SEPTA to take over maintenance of Center City concourses, stations

Commuters pass a water leak on the SEPTA concourse at Eighth and Market Streets. (MICHAEL BRYANT /Staff Photographer)

Ending decades of divided control of the subterranean realm beneath Center City, SEPTA soon will be in charge of cleaning, maintaining, and repairing almost everything under the streets.

That should mean improved cleanliness, lighting, and safety as SEPTA uses new state funding to upgrade the long-neglected passageways, agency officials said Thursday.

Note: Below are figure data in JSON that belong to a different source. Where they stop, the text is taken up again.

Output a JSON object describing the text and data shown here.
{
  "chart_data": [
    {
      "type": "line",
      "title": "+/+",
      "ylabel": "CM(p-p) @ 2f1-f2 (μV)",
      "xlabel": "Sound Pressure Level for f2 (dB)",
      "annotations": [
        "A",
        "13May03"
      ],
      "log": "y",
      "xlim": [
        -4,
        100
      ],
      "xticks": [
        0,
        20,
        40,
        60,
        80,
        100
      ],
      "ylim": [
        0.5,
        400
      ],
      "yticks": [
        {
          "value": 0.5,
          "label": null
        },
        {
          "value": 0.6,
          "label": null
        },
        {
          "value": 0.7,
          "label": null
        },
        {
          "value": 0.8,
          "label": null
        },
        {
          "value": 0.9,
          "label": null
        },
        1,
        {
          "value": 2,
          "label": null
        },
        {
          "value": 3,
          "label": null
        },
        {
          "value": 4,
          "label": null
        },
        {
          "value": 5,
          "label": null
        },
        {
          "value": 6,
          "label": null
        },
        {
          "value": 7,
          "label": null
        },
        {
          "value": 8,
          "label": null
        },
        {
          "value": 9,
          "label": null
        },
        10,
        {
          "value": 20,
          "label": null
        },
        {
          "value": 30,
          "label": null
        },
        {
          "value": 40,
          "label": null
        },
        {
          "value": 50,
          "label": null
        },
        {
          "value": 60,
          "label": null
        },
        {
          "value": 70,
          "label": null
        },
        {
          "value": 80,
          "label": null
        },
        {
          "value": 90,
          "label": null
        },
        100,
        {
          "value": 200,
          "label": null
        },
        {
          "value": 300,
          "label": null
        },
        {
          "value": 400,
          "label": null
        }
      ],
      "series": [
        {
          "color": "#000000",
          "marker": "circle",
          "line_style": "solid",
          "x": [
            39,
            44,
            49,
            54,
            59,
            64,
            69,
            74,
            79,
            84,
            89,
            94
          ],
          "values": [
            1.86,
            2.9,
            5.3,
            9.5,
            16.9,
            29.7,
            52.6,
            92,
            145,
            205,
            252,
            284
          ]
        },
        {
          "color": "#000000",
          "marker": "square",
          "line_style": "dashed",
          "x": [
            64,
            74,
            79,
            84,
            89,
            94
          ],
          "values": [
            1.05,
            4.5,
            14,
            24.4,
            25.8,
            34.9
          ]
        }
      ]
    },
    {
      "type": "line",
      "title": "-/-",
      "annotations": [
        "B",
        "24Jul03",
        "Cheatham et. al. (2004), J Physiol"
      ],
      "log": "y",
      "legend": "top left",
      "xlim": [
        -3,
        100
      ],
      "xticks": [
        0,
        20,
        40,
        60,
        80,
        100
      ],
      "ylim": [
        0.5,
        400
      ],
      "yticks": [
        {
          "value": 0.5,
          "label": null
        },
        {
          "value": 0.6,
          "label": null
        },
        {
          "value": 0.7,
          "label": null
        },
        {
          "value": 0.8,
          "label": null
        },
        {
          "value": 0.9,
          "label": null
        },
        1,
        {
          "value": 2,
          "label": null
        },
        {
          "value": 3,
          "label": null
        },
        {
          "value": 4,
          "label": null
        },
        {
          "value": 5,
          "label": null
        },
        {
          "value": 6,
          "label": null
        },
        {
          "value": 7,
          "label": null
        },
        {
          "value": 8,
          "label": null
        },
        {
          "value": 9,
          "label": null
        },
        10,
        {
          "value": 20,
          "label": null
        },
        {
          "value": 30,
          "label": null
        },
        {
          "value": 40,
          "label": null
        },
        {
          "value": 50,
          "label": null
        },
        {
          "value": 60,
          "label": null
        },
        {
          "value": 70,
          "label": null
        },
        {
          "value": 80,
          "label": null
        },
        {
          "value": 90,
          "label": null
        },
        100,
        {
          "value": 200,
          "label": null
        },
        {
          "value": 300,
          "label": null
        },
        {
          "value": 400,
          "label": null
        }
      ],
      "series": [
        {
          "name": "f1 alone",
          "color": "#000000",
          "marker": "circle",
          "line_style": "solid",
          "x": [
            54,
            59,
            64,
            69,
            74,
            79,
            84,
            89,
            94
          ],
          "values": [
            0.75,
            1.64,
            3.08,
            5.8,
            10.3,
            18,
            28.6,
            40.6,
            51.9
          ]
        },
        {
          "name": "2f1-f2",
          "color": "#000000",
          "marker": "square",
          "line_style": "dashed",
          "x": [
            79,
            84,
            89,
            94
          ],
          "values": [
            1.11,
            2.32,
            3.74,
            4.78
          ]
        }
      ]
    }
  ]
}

A new 30-year lease with the city gives SEPTA responsibility for the 3.5 miles of city-owned concourses along Market Street from Eighth to 18th Streets and south to the Walnut-Locust subway station, as well as the elevators and escalators that serve the Broad Street and Market-Frankford Lines.

A committee of the SEPTA board reviewed the lease Thursday, and the full board is expected to approve it and two 15-year optional extensions next week. City Council has already approved the lease.

The transit agency will also take charge of cleaning the concourse areas, which since 2007 have been cleaned by the Center City District. SEPTA will not be responsible for cleaning or maintaining the PATCO stations in Center City, but PATCO last year hired SEPTA to maintain the escalators and elevators at its stations.

SEPTA officials said they would spend $1.4 million on the concourses this year, with millions more planned for repairing leaks, improving lighting, upgrading electrical systems, and adding signage.

And SEPTA will spend $7 million to replace three escalators and an elevator at 15th Street and Eighth Street.

The escalators will be out of service for about nine months, starting late this year or early next year, as the replacements are installed, SEPTA deputy general manager Jeffrey Knueppel said.

Upgrades to the concourses will be part of SEPTA's long-range capital improvements, as the agency plans to spend nearly $600 million a year over the next 12 years repairing and improving its dilapidated infrastructure.

The spending was made possible by a new state transportation-funding law passed late last year by the legislature.